Santo Agostinho é uma pintura a óleo de cerca de 1454-1469 de Piero della Francesca, mestre pintor italiano período da Alta Renascença, e que se encontra actualmente no Museu Nacional de Arte Antiga.

Este é o primeiro painel da esquerda do desmembrado e parcialmente disperso Políptico de Santo Agostinho que foi originalmente pintado para a antiga igreja agostiniana de Sansepolcro, a actual Igreja de Santa Clara.

A pintura representa Santo Agostinho que usando mitra e um rico pluvial em cuja estola surgem representados episódios do Novo Testamento segura com a mão direita um livro e com a esquerda o báculo.

Este painel é um dos mais ricos do Políptico de Santo Agostinho estando a veste do santo bispo decorada com figuras de santos e cenas da vida de Jesus criadas com extraordinário precisão. A mitra está decorada por um Redentor e alguns santos a meia figura. A estola tem dois pares de santos nos quadrados em volta do pescoço em que se reconhecem São João Evangelista, São Julião e São João Baptista, a que se seguem (de cima para baixo e da esquerda para a direita):

Por fim, no fecho da estola, está um Cristo ressuscitado. Sob o precioso manto, o Santo usa a túnica negra da Ordem de Santo Agostinho.

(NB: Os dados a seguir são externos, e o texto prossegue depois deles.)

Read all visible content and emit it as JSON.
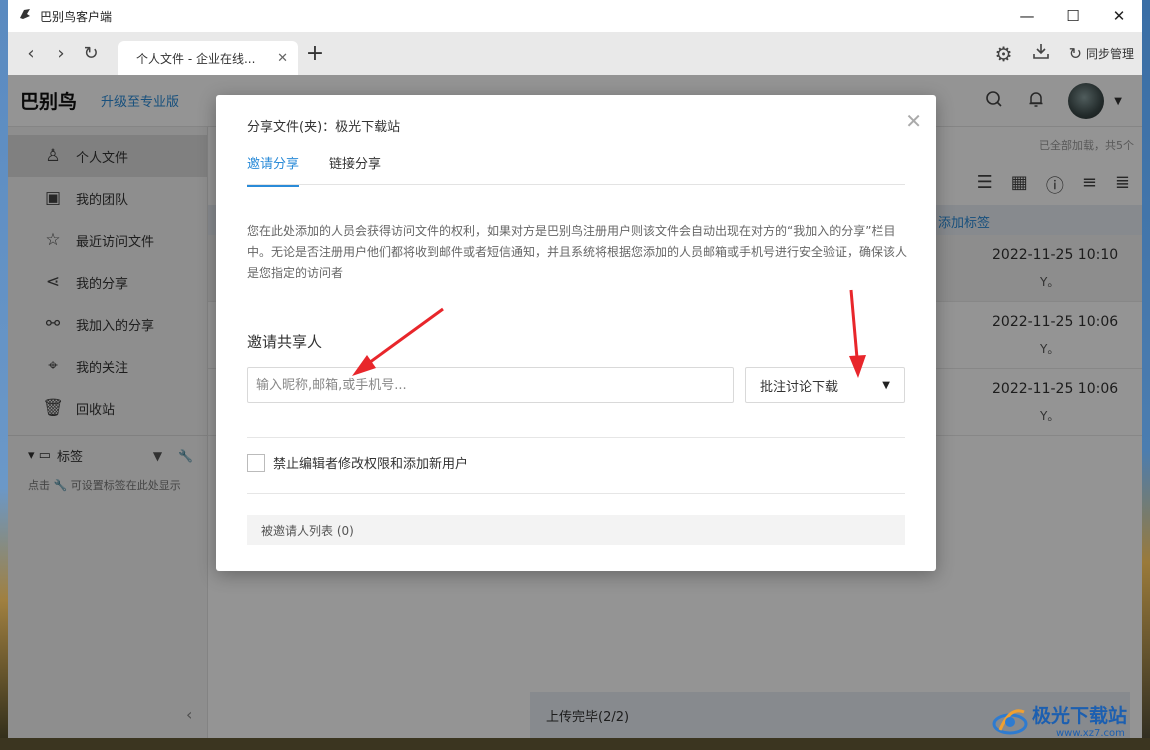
{
  "window": {
    "title": "巴别鸟客户端",
    "controls": {
      "minimize": "—",
      "maximize": "☐",
      "close": "✕"
    }
  },
  "tabbar": {
    "back": "‹",
    "forward": "›",
    "reload": "↻",
    "active_tab": "个人文件 - 企业在线...",
    "tab_close": "✕",
    "new_tab": "+",
    "sync_label": "同步管理"
  },
  "header": {
    "logo": "巴别鸟",
    "upgrade": "升级至专业版"
  },
  "sidebar": {
    "items": [
      {
        "icon": "user-icon",
        "glyph": "♙",
        "label": "个人文件"
      },
      {
        "icon": "team-icon",
        "glyph": "▣",
        "label": "我的团队"
      },
      {
        "icon": "star-icon",
        "glyph": "☆",
        "label": "最近访问文件"
      },
      {
        "icon": "share-icon",
        "glyph": "⋖",
        "label": "我的分享"
      },
      {
        "icon": "joined-share-icon",
        "glyph": "⚯",
        "label": "我加入的分享"
      },
      {
        "icon": "focus-icon",
        "glyph": "⌖",
        "label": "我的关注"
      },
      {
        "icon": "trash-icon",
        "glyph": "🗑",
        "label": "回收站"
      }
    ],
    "tags_title": "标签",
    "tags_hint": "点击 🔧 可设置标签在此处显示",
    "collapse": "‹"
  },
  "main": {
    "loaded_text": "已全部加载，共5个",
    "add_tag": "添加标签",
    "rows": [
      {
        "date": "2022-11-25 10:10",
        "owner": "Y。"
      },
      {
        "date": "2022-11-25 10:06",
        "owner": "Y。"
      },
      {
        "date": "2022-11-25 10:06",
        "owner": "Y。"
      }
    ],
    "upload_status": "上传完毕(2/2)"
  },
  "dialog": {
    "title": "分享文件(夹)：极光下载站",
    "close": "✕",
    "tabs": [
      "邀请分享",
      "链接分享"
    ],
    "description": "您在此处添加的人员会获得访问文件的权利，如果对方是巴别鸟注册用户则该文件会自动出现在对方的“我加入的分享”栏目中。无论是否注册用户他们都将收到邮件或者短信通知，并且系统将根据您添加的人员邮箱或手机号进行安全验证，确保该人是您指定的访问者",
    "invite_label": "邀请共享人",
    "invite_placeholder": "输入昵称,邮箱,或手机号...",
    "permission": "批注讨论下载",
    "checkbox_label": "禁止编辑者修改权限和添加新用户",
    "invitee_list": "被邀请人列表 (0)"
  },
  "colors": {
    "accent": "#2a8bd8",
    "arrow": "#e8262b",
    "watermark": "#1c5fb0"
  },
  "watermark": {
    "main": "极光下载站",
    "sub": "www.xz7.com"
  }
}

A decoração das vestes de alguns santos-bispos com cenas religiosas também ocorre noutras obras de arte, como o Políptico Quaratesi de Gentile da Fabriano, ou o São Ludovico do próprio Piero della Francesca, mas provavelmente baseou-se em vestes litúrgicas de grande valor da vida real.

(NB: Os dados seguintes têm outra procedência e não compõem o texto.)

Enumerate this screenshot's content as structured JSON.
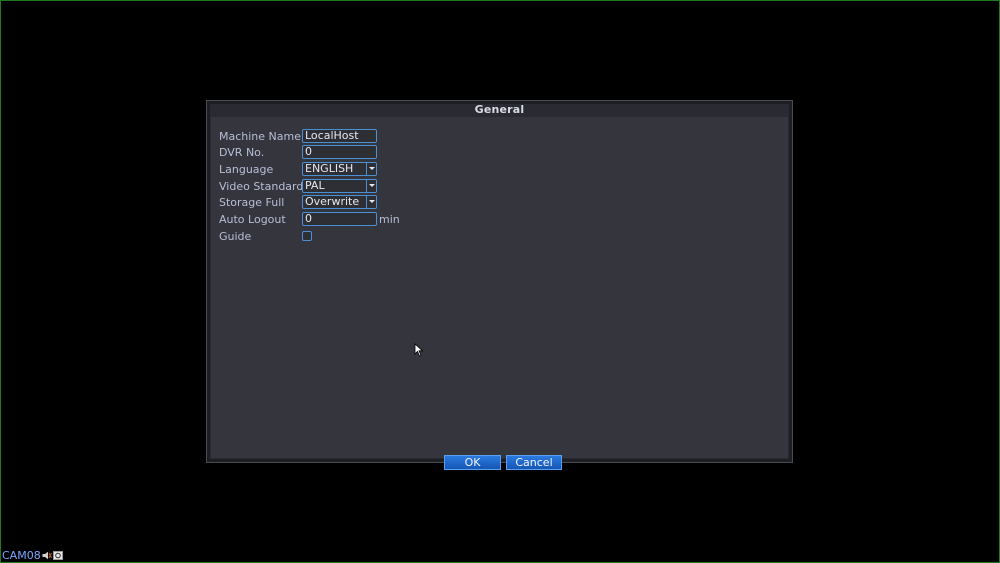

As cenas do Novo Testamento pintadas na estola são particularmente importantes, pois revelam analogias com os frescos da Basílica de São Francisco de Assis (Arezzo), levantando a questão do papel desempenhado nesta pintura pelos colaboradores de Piero.

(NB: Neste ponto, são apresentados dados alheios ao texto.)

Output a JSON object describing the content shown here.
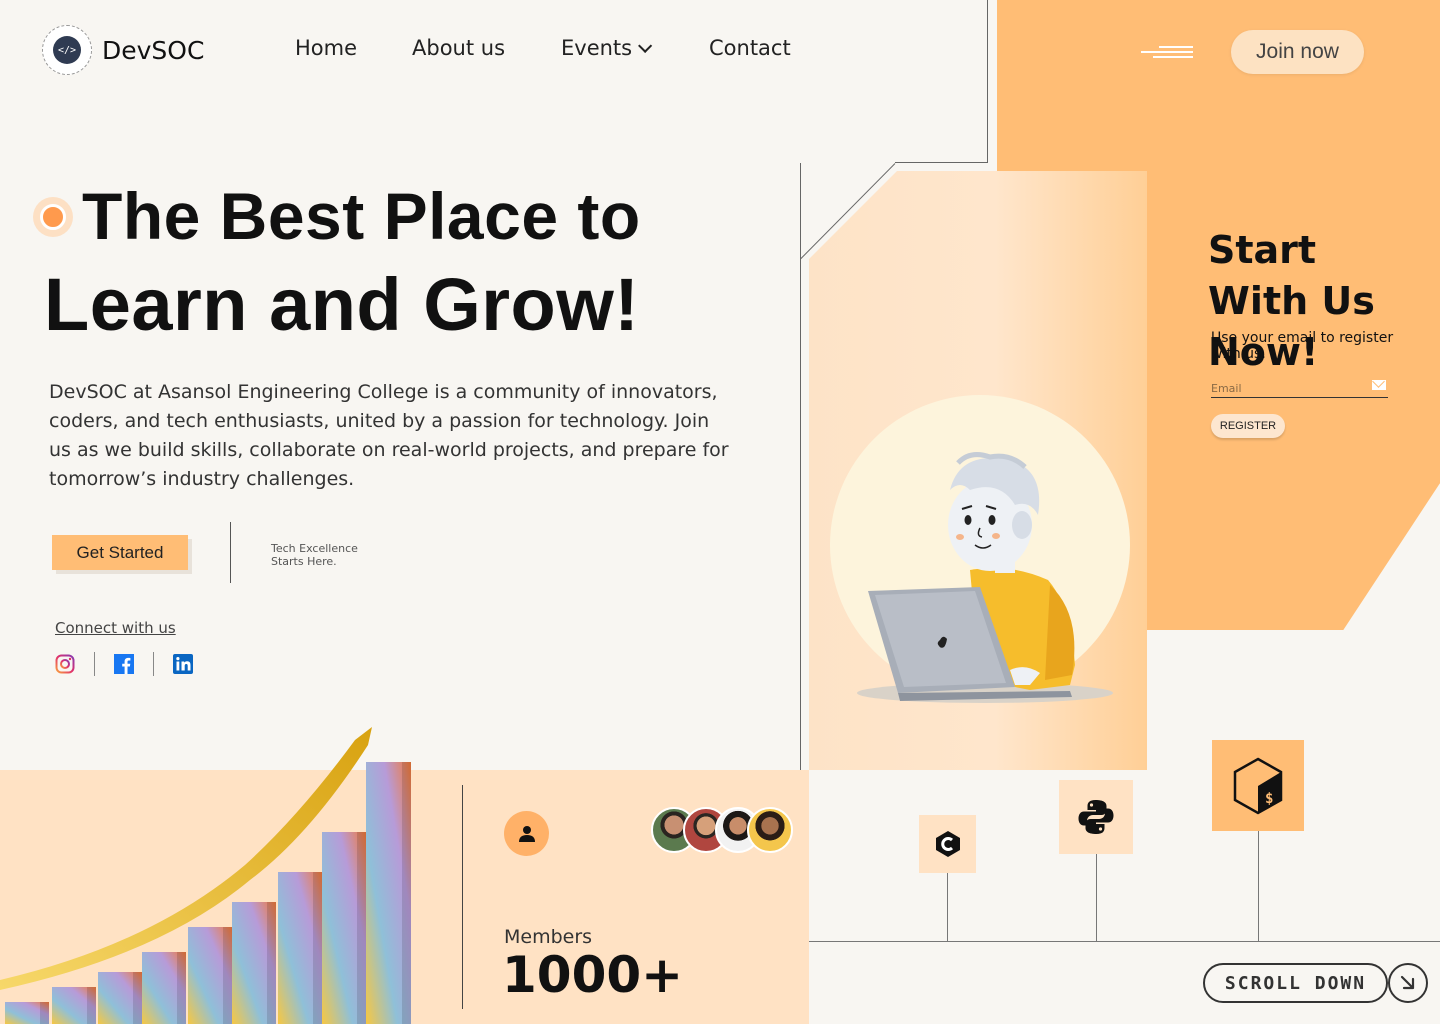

É extraordinário o nível dos vários detalhes, derivado do conhecimento da arte flamenga: desde o pesado damasco do pluvial, à transparência vítrea do bastão episcopal em cristal de rocha, desde as luvas de seda ao brilho das jóias. O rosto do santo é retratado com singularidade notável, o que pressupõe o estudo de um modelo real: o rosto mostra os sinais da idade, mas é firme e com um olhar intenso; a barba e os cabelos irsutos são tratados com extremo cuidado, com variações de tons que lhe dão um brilho quase prateado.

A figura do santo está caracterizada por uma forte plasticidade, sublinhada pela veste larga, e pelo uso de luz clara e límpida, sendo a atitude solene e composta, típica em Piero, caracterizada por um sólido equilíbrio geométrico.

O espaço pictórico está construído com extrema simplicidade: sobre uma base de cor terra, que em outros painéis se parece mais com um mármore manchado, está colocada uma balaustrada de mármore, além da qual se pode ver um céu azul. O uso de um fundo celestial, em vez do tradicional fundo dourado, é um sinal de modernidade, assim como a balaustrada com decorações clássicas, como frisos com palmas, pilastras coríntias e dentículos.

Este Políptico, que foi referido por Vasari, foi anteriormente julgado como pertencente à escola de Cima da Conegliano, mas foi atribuída a Piero della Francesca e relacionado com o Políptico de Santo Agostinho de Sansepolcro por Kenneth Clark. A pintura do Políptico foi contratada em 4 de outubro de 1454, e o último pagamento ocorreu a 14 de novembro de 1469.